Daniel Bogert-O’Brien has a newspaper clipping tacked to his office door at the United Church of Squamish. The story is about folk musician and political activist Pete Seeger, who, in O’Brien’s eyes, was one of the social justice movement’s founding fathers, a man of spiritual verve and moral tenacity. In a very real way, Seeger was O’Brien’s catalyst. Footage of his 1963 concert We Shall Overcome triggered a spiritual reflex in the outspoken minister and advocate for the homeless.

“I was really struck by what I call the spiritual element of his concerts,” says O’Brien, his eyes casting about one of the few overstuffed bookshelves that help characterize his downtown office. “It was all about social justice, and yet it’s just spiritual stuff, just a power that works in human community, for the well-being of human community.”

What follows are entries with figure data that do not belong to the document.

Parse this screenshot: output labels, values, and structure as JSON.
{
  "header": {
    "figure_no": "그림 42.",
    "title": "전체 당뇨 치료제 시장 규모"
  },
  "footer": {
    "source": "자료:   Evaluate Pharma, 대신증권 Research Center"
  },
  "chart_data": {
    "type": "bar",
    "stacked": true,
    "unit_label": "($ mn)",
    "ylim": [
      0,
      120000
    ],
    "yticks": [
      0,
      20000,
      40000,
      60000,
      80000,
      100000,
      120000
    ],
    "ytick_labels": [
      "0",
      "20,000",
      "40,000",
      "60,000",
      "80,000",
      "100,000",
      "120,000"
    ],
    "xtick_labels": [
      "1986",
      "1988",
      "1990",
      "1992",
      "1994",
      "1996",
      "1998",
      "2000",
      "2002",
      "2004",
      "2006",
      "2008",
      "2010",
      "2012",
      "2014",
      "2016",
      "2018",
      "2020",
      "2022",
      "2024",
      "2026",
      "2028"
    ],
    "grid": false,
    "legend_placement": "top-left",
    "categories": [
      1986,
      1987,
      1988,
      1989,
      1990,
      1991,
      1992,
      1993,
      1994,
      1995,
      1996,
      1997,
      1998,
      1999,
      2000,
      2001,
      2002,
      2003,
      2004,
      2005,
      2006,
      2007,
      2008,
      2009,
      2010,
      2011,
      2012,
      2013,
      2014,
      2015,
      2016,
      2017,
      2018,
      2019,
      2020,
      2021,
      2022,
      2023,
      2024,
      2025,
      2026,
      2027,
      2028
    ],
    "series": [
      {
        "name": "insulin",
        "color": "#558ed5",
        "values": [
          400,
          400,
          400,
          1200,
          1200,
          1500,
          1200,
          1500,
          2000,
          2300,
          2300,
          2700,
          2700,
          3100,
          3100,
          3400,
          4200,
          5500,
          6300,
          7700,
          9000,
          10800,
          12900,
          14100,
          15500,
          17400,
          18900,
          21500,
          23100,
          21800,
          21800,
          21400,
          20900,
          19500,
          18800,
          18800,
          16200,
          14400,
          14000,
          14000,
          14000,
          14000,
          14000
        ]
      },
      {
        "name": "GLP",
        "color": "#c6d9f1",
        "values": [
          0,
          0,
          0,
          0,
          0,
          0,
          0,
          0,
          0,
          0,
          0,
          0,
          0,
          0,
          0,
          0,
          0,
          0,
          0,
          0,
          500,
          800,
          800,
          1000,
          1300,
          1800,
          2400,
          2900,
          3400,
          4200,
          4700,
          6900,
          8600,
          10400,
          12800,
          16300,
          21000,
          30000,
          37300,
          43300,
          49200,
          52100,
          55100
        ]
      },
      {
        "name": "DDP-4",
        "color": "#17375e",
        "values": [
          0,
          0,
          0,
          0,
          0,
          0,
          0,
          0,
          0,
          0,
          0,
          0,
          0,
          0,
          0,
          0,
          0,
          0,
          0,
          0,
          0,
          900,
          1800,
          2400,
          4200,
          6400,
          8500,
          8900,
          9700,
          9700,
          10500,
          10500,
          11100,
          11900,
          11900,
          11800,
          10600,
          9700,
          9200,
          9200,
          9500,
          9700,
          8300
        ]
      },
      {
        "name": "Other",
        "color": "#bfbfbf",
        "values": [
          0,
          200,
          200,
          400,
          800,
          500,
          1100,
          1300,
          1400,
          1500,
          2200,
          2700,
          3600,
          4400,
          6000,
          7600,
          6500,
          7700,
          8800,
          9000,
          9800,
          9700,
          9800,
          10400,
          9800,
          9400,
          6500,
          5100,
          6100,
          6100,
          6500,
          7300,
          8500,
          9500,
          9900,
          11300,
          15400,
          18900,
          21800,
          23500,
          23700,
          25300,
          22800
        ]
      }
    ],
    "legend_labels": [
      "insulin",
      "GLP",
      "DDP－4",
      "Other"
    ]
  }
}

Human community is something O’Brien spends a lot of time worrying about. In his position as minister, he regularly deals with Squamish’s homeless population, and he sits on the district’s social planning council, a body committed to tooling solutions for those people left behind in these prosperous times. He also sits on a branch of the Helping Hands Society, the organization that runs Squamish’s drop-in centre and emergency shelter.

“It’s pretty bad news in Squamish,” he says. “It’s a difficult group. Some are very hard to house because they have multiple issues, mental health and drug issues. We need to see these as problems. And some of those problems are on the edge of legality because they don’t buy drugs from a guy in a pharmacy — they get them from a guy in a jean jacket in a crack house.”

Sitting in O’Brien’s office, it’s easy to see why local homeless might seek him out. And that they do; there’s even a man who sometimes sleeps outside his office window.

Maybe it’s the minister himself. With a thick head of hair and a full beard, glasses stuck on the edge of his nose and lanky body relaxed and reclined, he’s very much a compelling figure, someone you want to listen to. Even his office puts you at ease, with his banjo resting in a chair as a candle flickers next to some prayer books, a clock ticking quietly beneath the conversation.

The whole effect stems from his past. Even before seeing We Shall Overcome , O’Brien’s mind was inclined towards social justice. The Great War traumatized one of his grandfathers, while the other was the first caretaker of Burnaby’s Central Park.